The Dutch and Flemish trade mission to the US, led by Dutch Minister-President Mark Rutte and Flemish Minister-President Geer Bourgeois, saw the pair take part in high-level talks between Dutch consulting firm ORTEC Consulting Group and the Coca-Cola Company. The partnership between the companies has helped Coca-Cola realise millions in logistics efficiency savings and provides an example of the benefits Dutch innovation brings to the US market.

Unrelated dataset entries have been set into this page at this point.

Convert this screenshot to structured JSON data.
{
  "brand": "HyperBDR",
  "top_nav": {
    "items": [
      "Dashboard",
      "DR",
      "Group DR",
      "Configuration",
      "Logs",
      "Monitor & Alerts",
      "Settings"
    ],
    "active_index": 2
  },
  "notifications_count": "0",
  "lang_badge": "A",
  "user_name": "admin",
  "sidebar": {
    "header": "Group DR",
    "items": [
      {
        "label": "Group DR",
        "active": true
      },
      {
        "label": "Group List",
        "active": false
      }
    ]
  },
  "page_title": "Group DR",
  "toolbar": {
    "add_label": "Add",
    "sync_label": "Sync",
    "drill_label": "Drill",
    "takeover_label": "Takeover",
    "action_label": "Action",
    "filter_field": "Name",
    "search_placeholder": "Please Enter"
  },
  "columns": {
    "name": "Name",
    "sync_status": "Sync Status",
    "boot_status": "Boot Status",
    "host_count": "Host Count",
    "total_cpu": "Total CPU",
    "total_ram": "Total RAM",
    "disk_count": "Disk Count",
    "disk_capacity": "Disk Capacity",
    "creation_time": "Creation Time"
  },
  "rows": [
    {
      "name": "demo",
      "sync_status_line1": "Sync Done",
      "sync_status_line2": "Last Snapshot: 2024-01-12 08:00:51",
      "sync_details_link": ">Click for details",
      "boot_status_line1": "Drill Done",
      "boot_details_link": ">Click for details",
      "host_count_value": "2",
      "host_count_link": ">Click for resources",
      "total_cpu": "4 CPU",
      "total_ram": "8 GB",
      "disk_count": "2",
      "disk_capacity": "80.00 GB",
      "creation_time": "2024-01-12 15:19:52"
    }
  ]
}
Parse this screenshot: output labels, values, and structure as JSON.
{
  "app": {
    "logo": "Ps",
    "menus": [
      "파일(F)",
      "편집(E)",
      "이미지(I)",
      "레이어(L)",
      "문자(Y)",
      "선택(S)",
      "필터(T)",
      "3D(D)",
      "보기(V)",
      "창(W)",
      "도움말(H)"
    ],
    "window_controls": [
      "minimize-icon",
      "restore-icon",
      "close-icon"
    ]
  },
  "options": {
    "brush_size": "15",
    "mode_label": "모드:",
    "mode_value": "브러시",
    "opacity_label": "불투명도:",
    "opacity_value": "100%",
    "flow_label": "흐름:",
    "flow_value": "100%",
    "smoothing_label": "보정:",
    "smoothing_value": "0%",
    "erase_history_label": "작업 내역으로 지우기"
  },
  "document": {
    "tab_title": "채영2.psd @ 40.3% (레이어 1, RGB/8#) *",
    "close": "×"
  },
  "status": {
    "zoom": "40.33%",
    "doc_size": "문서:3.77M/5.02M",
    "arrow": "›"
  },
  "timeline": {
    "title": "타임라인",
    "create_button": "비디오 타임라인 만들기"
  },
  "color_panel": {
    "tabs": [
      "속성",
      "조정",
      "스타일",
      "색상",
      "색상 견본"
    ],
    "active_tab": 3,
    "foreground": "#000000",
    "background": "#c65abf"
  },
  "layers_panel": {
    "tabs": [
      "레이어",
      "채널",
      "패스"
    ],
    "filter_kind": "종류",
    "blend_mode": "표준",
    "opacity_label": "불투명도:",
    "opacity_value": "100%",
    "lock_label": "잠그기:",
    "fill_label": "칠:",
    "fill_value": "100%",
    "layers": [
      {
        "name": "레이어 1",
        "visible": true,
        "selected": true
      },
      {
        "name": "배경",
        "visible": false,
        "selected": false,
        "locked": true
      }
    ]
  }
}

Dutch Minister-President Mark Rutte and Flemish Minister-President Geer Bourgeois were on a trade mission to the US city of Atlanta at the start of October to discuss smart logistics, financial technology and cyber security. The US, and especially the state of Georgia, is important to the trade between both the Netherlands and Belgium and the US. The Netherlands for instance has more than $275 billion invested in the US, while the US has invested more than $645 billion in the Netherlands. The result for the US market from investment, trade and the more than 850 Dutch founded companies active in the US, is the creation of 685,000 American jobs. As part of the mission, the pair met with Governor Nathan Deal, Atlanta Mayor Kasim Reed and US Ambassador Andrew Young. In addition, they met with 85 Dutch companies in the US and were present at the meeting between ORTEC Consulting Group and Coca-Cola at which the success of their partnership was discussed.
ORTEC Consulting Group was founded in 1981 in the Netherlands where it remains headquartered. Today the consulting firm has 13 offices around the world, including in Atlanta (US) and Castle Donington (UK). The firm offers consulting services primarily in business analytics, helping businesses grow their turnover, lower their costs, whilst reducing their environmental impact. The firm uses a data driven approach to achieve results that are visually presented, using models, algorithms and people identify patterns, find interconnections, calculate scenarios, support decisions, manage risks, test strategies and underpin investments.
Dutch Minister-President Mark Rutte (left) with ORTEC CEO Aart van Beuzekom
As organisations grow in size and complexity those that require the movement of goods from A to B are finding that the optimisation of their supply chains is becoming more and more complex. For Coca-Cola the logistics of providing its products throughout the US was for years the remit of years of experience built up by the firm’s logistics operators that co-ordinate the company’s more than 10,000 trucks and their pallets of carbonated beverages. Following Coca-Cola’s partnership with ORTEC Consulting Group in the North American market, a saving of $45 million was realised in cost-savings through the optimisation of its supply chain.
Through the use of the ORTEC’s complex algorithms that co-ordinate the distribution supply chain, the whole process of delivery was made 10-15% more efficient. In addition, a resultant reduction in pollution and traffic disruption was achieved as there are fewer trucks on the road. “The ORTEC solution suite has delivered state of the art optimisation algorithms and mapping, balanced Direct Store Delivery assets to customer demand and helped set a company SAP strategy,” comments Coca-Cola Global Account Director Stefan Huntemann.